Une conclusion plus frappante est que les français sont aussi les moins civiques, en valeur. A la question « trouvez-vous injustifiable d’accepter un pot de vin dans l’exercice de ses fonctions ? », la réponse est oui, c’est injustifiable pour 92% des danois et 88% des chinois, alors que pour les français ce n’est injustifiable qu’à 58%.
Ce que montrent les auteurs c’est qu’il y a une corrélation entre le faible civisme des habitants d’un pays et le fort taux de méfiance. Plus la culture est incivique, plus le sentiment de méfiance est fort. Or, d’après les deux auteurs, Algan et Cahuc, la confiance et le civisme sont deux conditions du fonctionnement du marché. Comme le sentiment de confiance est faible en France, le sentiment de méfiance face au marché est fort. La méfiance entraine à son tour une demande de réglementation. La réglementation produit à son tour des rentes de situation. Les rentes entrainent le développement de la corruption et des passes droits, pratiques qui deviennent nécessaire pour contourner les rentes de situation, ce qui à son tour alimente la méfiance.
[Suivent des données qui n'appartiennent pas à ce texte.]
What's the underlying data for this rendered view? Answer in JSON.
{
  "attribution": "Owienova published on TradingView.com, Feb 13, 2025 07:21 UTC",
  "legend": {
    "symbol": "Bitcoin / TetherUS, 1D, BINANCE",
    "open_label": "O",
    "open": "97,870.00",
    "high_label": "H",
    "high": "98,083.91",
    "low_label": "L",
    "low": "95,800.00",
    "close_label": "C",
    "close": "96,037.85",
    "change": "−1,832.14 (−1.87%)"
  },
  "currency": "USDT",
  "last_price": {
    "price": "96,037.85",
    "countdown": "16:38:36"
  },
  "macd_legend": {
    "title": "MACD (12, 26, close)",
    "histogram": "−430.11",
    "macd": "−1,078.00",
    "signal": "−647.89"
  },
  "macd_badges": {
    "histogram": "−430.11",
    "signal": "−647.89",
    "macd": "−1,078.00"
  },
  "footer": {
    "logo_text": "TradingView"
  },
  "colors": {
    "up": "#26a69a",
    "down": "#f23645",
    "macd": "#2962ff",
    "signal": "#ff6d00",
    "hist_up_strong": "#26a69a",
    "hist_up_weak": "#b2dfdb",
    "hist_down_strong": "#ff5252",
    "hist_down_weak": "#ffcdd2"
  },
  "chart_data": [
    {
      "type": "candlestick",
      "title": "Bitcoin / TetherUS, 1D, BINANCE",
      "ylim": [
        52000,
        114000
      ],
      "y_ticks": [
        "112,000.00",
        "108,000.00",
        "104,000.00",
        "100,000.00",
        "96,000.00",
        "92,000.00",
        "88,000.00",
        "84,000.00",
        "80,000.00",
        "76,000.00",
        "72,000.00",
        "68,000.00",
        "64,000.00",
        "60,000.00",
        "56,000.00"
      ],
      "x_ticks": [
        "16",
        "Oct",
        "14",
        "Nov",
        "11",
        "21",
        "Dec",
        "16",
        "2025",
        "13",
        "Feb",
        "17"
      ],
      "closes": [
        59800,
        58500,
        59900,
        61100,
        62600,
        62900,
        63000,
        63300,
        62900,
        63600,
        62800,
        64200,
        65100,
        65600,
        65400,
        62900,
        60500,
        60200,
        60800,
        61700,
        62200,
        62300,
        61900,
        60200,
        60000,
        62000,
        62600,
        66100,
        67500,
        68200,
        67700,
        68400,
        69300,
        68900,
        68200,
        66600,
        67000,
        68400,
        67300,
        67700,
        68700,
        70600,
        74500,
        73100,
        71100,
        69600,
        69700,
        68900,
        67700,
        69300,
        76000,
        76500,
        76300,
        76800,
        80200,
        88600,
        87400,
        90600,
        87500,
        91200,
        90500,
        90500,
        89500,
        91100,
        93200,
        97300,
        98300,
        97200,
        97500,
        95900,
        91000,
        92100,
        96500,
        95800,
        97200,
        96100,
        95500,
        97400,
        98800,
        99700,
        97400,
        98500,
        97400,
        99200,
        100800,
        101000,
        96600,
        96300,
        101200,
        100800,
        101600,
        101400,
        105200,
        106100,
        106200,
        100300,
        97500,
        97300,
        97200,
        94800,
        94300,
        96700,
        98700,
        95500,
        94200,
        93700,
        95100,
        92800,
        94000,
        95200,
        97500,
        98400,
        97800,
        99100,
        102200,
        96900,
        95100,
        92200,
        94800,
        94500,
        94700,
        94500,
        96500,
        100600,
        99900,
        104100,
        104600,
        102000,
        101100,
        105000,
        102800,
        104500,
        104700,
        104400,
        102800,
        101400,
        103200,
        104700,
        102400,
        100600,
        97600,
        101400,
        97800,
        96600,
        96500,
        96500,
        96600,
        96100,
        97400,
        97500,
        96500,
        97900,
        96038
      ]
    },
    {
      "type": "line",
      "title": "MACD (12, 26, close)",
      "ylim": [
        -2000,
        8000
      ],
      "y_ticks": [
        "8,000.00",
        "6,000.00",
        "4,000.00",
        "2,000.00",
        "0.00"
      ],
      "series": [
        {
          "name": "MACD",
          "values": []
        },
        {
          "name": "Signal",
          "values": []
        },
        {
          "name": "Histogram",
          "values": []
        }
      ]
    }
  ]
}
Cette méfiance française n’est pas nouvelle. Jesse R. Pitts, en 1963, dans A la recherche de la France, un livre dirigé par un chercheur américain spécialiste de la France, Stanley Hoffmann, raconte l’histoire suivante. Il montre qu’à l’école les élèves français font corps contre le professeur tout en le respectant. Les élèves forment ce qu’il appelle une « communauté délinquante », c’est-à-dire une communauté construite sur la base d’une opposition à l’autorité. Ce qui étonne le plus un observateur américain, c’est qu’une des pratiques de maintien de l’autorité du professeur soit de se moquer d’un élève pour lui montrer combien son erreur est grossière, ce qui fait rire le groupe et là le groupe de camarade se range derrière l’enseignant contre l’élève qui reste alors complètement seul. Cette expérience « l’aidera, écrit J.S. Pitts en 1963, à se mettre en tête le grand principe de la vie française : ‘faut se méfier’ […] Le groupe des camarades à l’école est le prototype des groupes de solidarités qui existent en France. […] Il se caractérise par l’égalitarisme jaloux de leurs membres, leur répugnance à admettre de nouveaux venus, et par la conspiration du silence à l’égard des autorités supérieures. Ils ne refusent pas l’autorité, mais ils sont incapables de prendre des initiatives constructives ; ils se contentent d’interpréter les directives de l’autorité supérieure et de s’adapter à ces interprétations […] Tout changement susceptible de créer de nouvelles ambigüités de statut ou de restreindre les zones individuelles d’autonomie en faveur d’une approche systématique et rationnelle du problème se heurteront à la plus forte opposition dont le groupe soit capable. » La « communauté délinquante » à l’école est donc, pour Pitts, la base de la méfiance française face au changement.
Le plus intéressant est que bien que l’école ait beaucoup changé en termes de recrutement social et de méthodes notamment, la valeur de méfiance reste un élément fort de la culture française encore aujourd’hui, si l’on suit les conclusions du livre d’Algan et Cahuc, et il n’y a aucune raison de ne pas les suivre au moins en termes de permanence des valeurs françaises. Il reste important cependant ne pas confondre les valeurs et les pratiques dont le lien est toujours plus problématique à démontrer. En effet quand les contraintes sont fortes le lien entre valeurs et pratiques est souvent plus faible.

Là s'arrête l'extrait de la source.